Savory items are just as indulgent as the belt-destroying sweets. The Southern omelette ($10) is the eggy equivalent of chocolate lava cake, each bite oozing with molten pimento cheese and crumbly nuggets of sausage. It comes with a bulky jam-filled biscuit, roughly the size of an anvil. In fact, you could drop this thing on a Looney Tune and it would probably have the same effect. Jam is my favorite foil for biscuits. I need something sweet and astringent to balance all the richness and prevent a biscuit hangover. The plate is finished with a heaping mound of creamy mashed red potatoes, because potatoes are the little black dresses of the kitchen—they go with everything.
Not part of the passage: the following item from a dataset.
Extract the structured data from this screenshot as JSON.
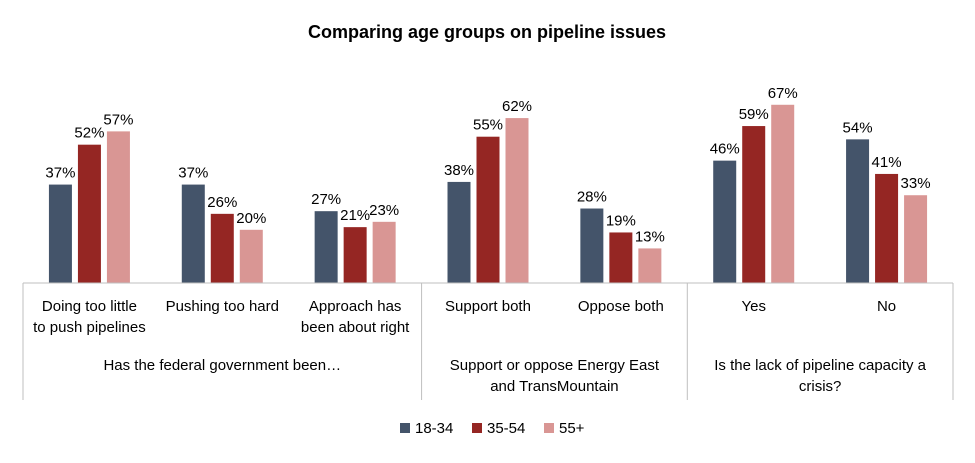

I love a good breakfast sandwich ($9). This used to be the go-to quick dinner for my siblings and I, when my mom didn't feel like making a full-fledged meal. I prefer breakfast sandwiches that aren't too adulterated, just eggs and meat. Southport's rendition is mom food to the nth degree. Served on a housemade English muffin, which is denser and puffier than most English muffins (and curiously akin to the pop tart dough—what can't that dough do?!), the sandwich consists of a disc of pork sausage, apples, wilted arugula, and an egg, overflowing with gooey butterkäse cheese. It looks like a gourmet McMuffin, but with a lot more soul, clearly made with passion instead of McDisdain. With each sloppy bite, the layers melt together into one big group hug of complementary flavors. In a sea of fatty decadence, the apples and arugula are a welcome life raft. Break out the doilies for this one, because it's about as messy as eating spaghetti and meatballs with your hands.
Against the precious backdrop that is Southport Grocery & Cafe, one of the snazziest boutique market-restaurant hybrids in town, is a thoughtful menu of extravagant comfort foods. Bring your ritzy girlfriend or bring your slovenly uncle. They'll be equally smitten.